NTRKA Study to Determine the Incidence of NTRK Fusions in Subjects With Locally Advanced/Unresectable or Metastatic Solid Tumors With NTRK Fusions and Related Treatment Outcomes.

This retrospective study has a primary objective to estimate the incidence of NTRK gene fusion depending on the histological diagnosis. The tropomyosin receptor kinase (Trk) receptor family comprises 3 transmembrane proteins referred to as Trk A, B and C (TrkA, TrkB and TrkC) receptors that are encoded by the NTRK1, NTRK2 and NTRK3 genes, respectively. These receptor tyrosine kinases are expressed in human neuronal tissue and play an essential role in the physiology of development and function of the nervous system through activation by neurotrophins. Gene fusions involving NTRK genes lead to transcription of chimeric Trk proteins with constitutively activated or overexpressed kinase function conferring oncogenic potential.
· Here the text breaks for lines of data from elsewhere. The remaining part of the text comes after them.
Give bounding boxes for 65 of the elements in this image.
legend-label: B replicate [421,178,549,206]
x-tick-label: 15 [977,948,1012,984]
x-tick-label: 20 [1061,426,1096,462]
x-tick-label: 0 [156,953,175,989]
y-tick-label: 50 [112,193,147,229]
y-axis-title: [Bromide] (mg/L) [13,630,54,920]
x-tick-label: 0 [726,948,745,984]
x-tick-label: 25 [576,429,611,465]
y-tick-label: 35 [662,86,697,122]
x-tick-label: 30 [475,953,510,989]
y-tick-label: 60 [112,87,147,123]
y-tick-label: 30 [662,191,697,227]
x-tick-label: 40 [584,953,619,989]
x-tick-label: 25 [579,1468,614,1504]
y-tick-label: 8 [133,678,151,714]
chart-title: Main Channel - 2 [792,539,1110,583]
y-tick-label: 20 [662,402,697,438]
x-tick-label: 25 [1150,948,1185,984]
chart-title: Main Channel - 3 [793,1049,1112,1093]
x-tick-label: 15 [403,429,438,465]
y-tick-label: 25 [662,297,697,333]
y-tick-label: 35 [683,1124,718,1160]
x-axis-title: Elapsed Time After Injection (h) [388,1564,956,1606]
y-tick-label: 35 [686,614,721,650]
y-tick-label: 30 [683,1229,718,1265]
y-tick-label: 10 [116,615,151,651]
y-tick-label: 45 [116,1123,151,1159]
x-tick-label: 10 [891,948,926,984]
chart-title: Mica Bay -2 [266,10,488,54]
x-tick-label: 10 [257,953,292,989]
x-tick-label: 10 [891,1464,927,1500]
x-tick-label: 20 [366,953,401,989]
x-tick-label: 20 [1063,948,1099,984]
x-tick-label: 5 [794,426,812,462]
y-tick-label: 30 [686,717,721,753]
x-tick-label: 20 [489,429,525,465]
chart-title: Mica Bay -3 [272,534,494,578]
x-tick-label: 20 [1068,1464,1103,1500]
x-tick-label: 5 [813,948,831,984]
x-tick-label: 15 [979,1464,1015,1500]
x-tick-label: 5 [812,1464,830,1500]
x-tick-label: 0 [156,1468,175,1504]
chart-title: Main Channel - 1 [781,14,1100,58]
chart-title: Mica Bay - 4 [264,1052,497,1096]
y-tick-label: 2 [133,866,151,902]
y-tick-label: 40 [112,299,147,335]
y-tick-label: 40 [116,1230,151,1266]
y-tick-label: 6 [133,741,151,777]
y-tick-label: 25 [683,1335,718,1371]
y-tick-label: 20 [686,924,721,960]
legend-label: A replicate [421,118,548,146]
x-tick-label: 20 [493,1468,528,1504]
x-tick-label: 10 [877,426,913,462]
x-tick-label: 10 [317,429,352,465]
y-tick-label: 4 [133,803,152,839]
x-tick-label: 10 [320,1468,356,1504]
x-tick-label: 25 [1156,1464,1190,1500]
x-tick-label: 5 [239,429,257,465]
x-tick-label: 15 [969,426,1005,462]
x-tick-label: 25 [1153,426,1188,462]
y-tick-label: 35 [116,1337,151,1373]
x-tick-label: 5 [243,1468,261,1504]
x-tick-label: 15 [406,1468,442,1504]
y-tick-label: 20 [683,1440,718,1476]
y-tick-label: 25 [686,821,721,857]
These genetic abnormalities have recently emerged as targets for cancer therapy, because novel compounds have been developed that are selective inhibitors of the constitutively active rearranged proteins. Developments in this field are being aided by next generation sequencing methods as tools for unbiased gene fusions discovery. However, the incidence of NTRK aberrations in solid tumors is unknown as well as the natural history of NTRK-rearranged tumors This study will provide better knowledge of NTRK gene fusion incidence to allow recommendations for pathological diagnosis. Subjects who are tested positive by Immunohistochemistry (IHC : Pan-Trk IHC testing with mAb EPR17341) will be the subject of molecular assays such as next-generation sequencing (Archer Dx fusion assay) of tumor material \[parrafin embedded material\]), so that tumor harboring NTRK1, NTRK2 or NTRK3 gene fusions, is identified properly.